Glasgow & West Scotland

Clutha Inquiry: 'Mistaken' pilot 'violated procedures'

Police helicopter is removed from the scene Image copyright Getty Images
Image caption Ten people were killed in the tragedy on 29 November 2013

The pilot of the helicopter which crashed into the Clutha bar probably "violated procedures", an expert has told an inquiry.

Prof Polly Dalton, a psychologist at Royal Holloway University of London, was commissioned to compile a report for the Fatal Accident Inquiry.

She discussed a number of options to explain pilot David Traill's behaviour.
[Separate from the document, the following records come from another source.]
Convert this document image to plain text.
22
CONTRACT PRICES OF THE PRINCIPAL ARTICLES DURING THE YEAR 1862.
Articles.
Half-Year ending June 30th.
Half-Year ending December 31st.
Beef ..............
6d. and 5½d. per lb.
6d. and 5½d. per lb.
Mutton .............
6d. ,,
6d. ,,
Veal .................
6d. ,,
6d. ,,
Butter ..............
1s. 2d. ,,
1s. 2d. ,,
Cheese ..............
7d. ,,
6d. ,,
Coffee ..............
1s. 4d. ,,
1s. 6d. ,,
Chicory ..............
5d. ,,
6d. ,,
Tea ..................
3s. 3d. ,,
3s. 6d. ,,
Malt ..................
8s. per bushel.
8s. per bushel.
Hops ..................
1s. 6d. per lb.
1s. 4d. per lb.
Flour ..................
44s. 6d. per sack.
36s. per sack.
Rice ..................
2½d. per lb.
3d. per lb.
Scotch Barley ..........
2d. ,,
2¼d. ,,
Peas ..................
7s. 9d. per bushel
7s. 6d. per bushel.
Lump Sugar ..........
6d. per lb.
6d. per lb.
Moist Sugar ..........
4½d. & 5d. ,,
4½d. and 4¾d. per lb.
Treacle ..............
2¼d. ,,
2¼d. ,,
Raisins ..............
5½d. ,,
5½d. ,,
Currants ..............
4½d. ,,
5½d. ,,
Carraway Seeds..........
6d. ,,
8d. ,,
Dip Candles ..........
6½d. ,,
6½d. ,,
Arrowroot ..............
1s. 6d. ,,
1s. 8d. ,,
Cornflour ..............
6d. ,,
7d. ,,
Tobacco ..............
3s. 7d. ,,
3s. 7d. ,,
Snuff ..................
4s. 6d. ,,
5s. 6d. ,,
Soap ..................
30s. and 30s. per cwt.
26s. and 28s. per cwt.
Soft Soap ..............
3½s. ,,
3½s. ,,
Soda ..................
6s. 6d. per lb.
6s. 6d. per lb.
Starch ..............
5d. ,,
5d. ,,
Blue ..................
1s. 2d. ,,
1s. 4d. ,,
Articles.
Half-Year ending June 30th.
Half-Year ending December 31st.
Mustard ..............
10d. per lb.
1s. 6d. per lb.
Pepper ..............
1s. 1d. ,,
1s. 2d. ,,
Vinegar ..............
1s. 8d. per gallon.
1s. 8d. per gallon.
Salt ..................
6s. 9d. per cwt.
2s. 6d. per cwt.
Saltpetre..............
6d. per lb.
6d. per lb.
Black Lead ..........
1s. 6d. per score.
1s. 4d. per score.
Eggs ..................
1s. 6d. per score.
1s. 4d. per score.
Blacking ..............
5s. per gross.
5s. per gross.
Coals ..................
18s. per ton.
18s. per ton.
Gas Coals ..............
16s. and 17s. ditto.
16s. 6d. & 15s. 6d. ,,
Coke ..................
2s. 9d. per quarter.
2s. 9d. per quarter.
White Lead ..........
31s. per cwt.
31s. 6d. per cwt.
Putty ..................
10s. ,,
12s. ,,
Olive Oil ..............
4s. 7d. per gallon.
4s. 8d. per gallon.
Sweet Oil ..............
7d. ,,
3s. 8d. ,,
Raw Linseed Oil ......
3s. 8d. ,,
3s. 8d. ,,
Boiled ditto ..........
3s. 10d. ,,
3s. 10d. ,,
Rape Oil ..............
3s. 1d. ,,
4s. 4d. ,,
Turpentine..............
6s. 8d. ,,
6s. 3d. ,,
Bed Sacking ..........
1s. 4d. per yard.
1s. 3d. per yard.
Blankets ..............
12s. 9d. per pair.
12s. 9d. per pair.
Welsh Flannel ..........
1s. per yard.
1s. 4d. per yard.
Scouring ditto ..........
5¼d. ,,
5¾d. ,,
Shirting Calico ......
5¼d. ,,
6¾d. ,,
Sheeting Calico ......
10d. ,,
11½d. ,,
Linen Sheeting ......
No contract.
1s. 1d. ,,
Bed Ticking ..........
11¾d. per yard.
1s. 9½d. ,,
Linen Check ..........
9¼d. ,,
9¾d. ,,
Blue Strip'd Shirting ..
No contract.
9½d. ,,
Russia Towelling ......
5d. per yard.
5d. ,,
The FAI was previously told the captain did not follow the standard emergency procedures that night.

Giving evidence as the final witness to the Clutha Fatal Accident Inquiry, Prof Dalton said "the pilots failure to land the aircraft within the 10 minute time limit would appear to constitute a deliberate violation of safe practice".

She also said it could have been a deliberate sabotage.

But she ruled those out and concluded that it was "most likely the pilot violated the standard operating procedures because he mistakenly believed that they were not appropriate to that particular situation".

Image caption (Top: L to R) David Traill, PC Kirsty Nelis, PC Tony Collins, Gary Arthur, Samuel McGhee (Bottom: L to R) Colin Gibson, Robert Jenkins, Mark O'Prey, John McGarrigle, Joe Cusker

Mr Traill, 51; PC Tony Collins, 43; and PC Kirsty Nelis, 36, lost their lives in the crash along with seven customers who were in the bar on Stockwell Street.

They were Gary Arthur, 48; Joe Cusker, 59; Colin Gibson, 33; Robert Jenkins, 61; John McGarrigle, 58; Samuel McGhee, 56; and Mark O'Prey, 44.

Families helped

The inquiry has now heard all nine weeks of evidence following the tragedy.

The owner of the Clutha, Alan Crossan, thinks the FAI process has helped the victims families.

He said: "At the start of the FAI we were a wee bit nervous and it was the same feeling today because it has finished.

"I think we've got some indication today of what we feel in our hearts about what happened.

"So it's been a help in that way and it's been a help for the families. They feel it was justified doing it, without a doubt."